L’Etat malien rend désormais gratuit la planification familiale, les dialyses, les premiers soins en cas d’urgence dans toutes les structures sanitaires. L’annonce a été faite en milieu de matinée de lundi 25 février 2019 par le président de la République, Ibrahim Boubacar Keita, à la faveur de l’ouverture solennelle de l’atelier de haut niveau sur la réforme du système de santé au Mali, qui se déroule au CICB. Ce qui constitue en soi une bonne chose.

Toutefois, beaucoup de personnes s’interrogent sur l’applicabilité d’une telle décision, surtout quand on connaît l’état de nos structures sanitaires.
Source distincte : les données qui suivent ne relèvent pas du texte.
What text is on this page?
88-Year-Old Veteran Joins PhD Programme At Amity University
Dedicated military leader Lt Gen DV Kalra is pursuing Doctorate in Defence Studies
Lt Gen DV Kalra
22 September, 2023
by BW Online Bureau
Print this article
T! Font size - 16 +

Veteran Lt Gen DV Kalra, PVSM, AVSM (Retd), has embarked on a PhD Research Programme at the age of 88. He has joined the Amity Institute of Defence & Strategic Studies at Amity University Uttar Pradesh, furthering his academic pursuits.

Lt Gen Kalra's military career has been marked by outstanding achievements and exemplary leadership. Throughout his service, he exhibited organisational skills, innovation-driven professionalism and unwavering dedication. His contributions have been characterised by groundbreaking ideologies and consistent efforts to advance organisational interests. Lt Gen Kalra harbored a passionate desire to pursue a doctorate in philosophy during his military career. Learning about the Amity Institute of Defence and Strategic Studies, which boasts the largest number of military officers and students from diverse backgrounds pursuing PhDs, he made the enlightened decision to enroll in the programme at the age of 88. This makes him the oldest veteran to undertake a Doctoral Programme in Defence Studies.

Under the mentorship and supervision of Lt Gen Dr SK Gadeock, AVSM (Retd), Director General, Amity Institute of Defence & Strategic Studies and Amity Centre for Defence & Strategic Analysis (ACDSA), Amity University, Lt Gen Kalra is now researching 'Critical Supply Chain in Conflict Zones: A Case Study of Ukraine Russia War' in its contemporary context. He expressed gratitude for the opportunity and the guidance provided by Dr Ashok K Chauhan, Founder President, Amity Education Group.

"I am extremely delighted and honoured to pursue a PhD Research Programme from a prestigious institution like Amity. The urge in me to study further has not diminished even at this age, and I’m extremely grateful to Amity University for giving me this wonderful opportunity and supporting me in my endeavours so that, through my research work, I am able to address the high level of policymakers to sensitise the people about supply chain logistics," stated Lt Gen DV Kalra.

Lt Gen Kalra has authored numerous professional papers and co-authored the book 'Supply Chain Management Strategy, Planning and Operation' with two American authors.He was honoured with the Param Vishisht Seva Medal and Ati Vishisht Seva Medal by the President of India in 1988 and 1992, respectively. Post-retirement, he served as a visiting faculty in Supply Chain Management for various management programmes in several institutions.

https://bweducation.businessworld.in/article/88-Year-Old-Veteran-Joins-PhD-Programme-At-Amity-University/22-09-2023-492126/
Elles ressemblent à de véritables mouroirs. Ce sont des centres de santé qui manquent de tout : insuffisance criarde de personnel et mal motivé, salaire misérable, plateaux techniques inadéquats et bien d’autres problèmes.

Aussi, les Maliens ne demandent-ils pas nécessairement la gratuité. Ils demandent des soins de qualité dans des hôpitaux dignes de ce nom. Rien qu’à voir le nombre des hôpitaux les plus «chers» pour s’en rendre compte.

Il serait alors intéressant que le gouvernement remédie à ses problèmes avant de prendre toute autre décision. Par cette mesure qui s’apparente à un effet d’annonce que toute autre chose, l’Etat met la population sur le dos des professionnels de la santé.